Correção em imóvel da Unimed leva FII a cortar base de distribuição
Imagem gerada por IA

O fundo imobiliário HUCG11 (HUCG11) informou que contratará uma empresa especializada para corrigir pendências construtivas no imóvel ocupado pela Unimed Campina Grande. A medida terá impacto direto na base de distribuição dos rendimentos do HUCG11 nos próximos meses.

O custo total da regularização é de R$ 2.200.000,00. Segundo a gestão, a intervenção é emergencial e preventiva. A iniciativa não implica renúncia a direitos nem reconhecimento prévio sobre a distribuição definitiva de responsabilidades pelas falhas identificadas.

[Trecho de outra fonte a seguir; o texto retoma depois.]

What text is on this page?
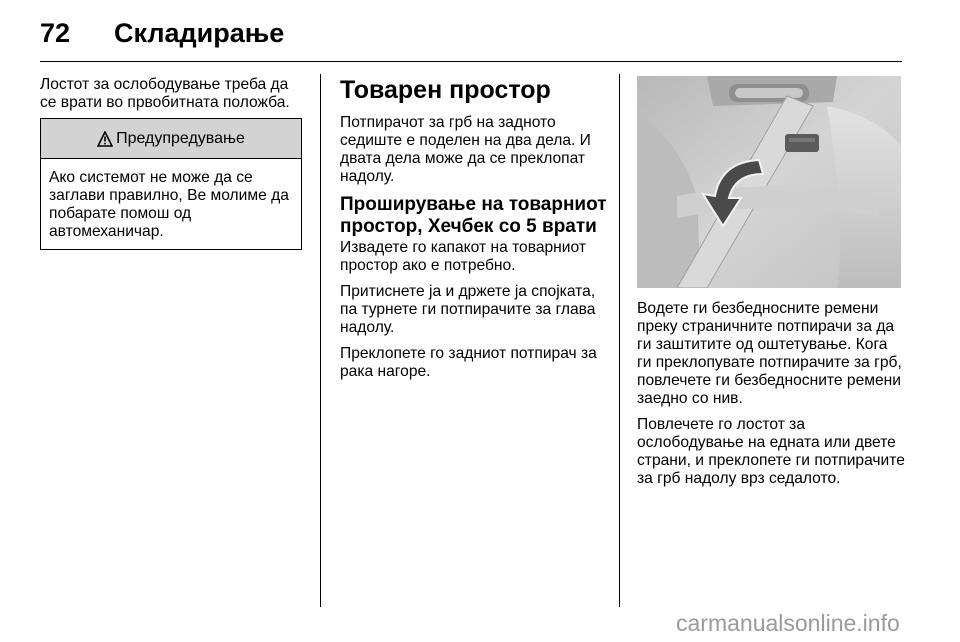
72 Складирање

Лостот за ослободување треба да се врати во првобитната положба.

Предупредување
Ако системот не може да се заглави правилно, Ве молиме да побарате помош од автомеханичар.
Товарен простор

Потпирачот за грб на задното седиште е поделен на два дела. И двата дела може да се преклопат надолу.

Проширување на товарниот простор, Хечбек со 5 врати

Извадете го капакот на товарниот простор ако е потребно.

Притиснете ја и држете ја спојката, па турнете ги потпирачите за глава надолу.

Преклопете го задниот потпирач за рака нагоре.

Водете ги безбедносните ремени преку страничните потпирачи за да ги заштитите од оштетување. Кога ги преклопувате потпирачите за грб, повлечете ги безбедносните ремени заедно со нив.

Повлечете го лостот за ослободување на едната или двете страни, и преклопете ги потпирачите за грб надолу врз седалото.

carmanualsonline.info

Impacto nos rendimentos do HUCG11

O pagamento à empresa executora ocorrerá em duas etapas. A entrada será de 35% do valor total, ou R$ 770.000,00, equivalente a R$ 0,69 por cota, montante que reduzirá a base de distribuição referente a julho.

O saldo de R$ 1.430.000,00 será quitado em dez parcelas de R$ 143.000,00, cada qual correspondente a R$ 0,13 por cota. Essas parcelas afetarão a base de distribuição dos rendimentos do HUCG11 entre agosto de 2026 e maio de 2027, conforme comunicado.

Detalhes das pendências e providências do fundo

Embora a obra tenha sido concluída e o imóvel ocupado pela Unimed Campina Grande em 28 de abril de 2025, permaneceram pendências sob responsabilidade da construtora, com destaque para a fachada do edifício. Para dimensionar a extensão e a criticidade das falhas, o fundo encomendou três inspeções técnicas independentes, cujos relatórios embasaram a análise das inconformidades.

Na sequência, foram obtidas duas propostas comerciais para execução dos serviços. Uma terceira empresa consultada declinou do convite. Nos últimos meses, a gestão negociou com a construtora para definir, de forma consensual, o escopo das correções e a contratação de uma empresa qualificada, mas não houve acordo sobre quais medidas deveriam ser custeadas diretamente pela construtora.

Diante do impasse e da urgência, o fundo decidiu avançar por conta própria. Parte das pendências tem criticidade elevada, e a Unimed vem relatando pontos de infiltração. A administração justificou a pronta intervenção pela natureza hospitalar do empreendimento e pela necessidade de preservar a integridade dos usuários e o patrimônio do fundo.

A empresa executora foi selecionada após processo de cotação, com a proposta considerada a mais adequada sob os aspectos técnico e econômico. A gestão também comunicou que adotará todas as medidas administrativas e judiciais cabíveis para responsabilizar os agentes envolvidos e buscar o ressarcimento dos valores despendidos.

Quando os recursos de eventual ressarcimento ingressarem, eles voltarão a compor a base de distribuição do fundo imobiliário. Até lá, a programação de pagamentos informada balizará os ajustes na distribuição de rendimentos, conforme o cronograma de desembolsos detalhado.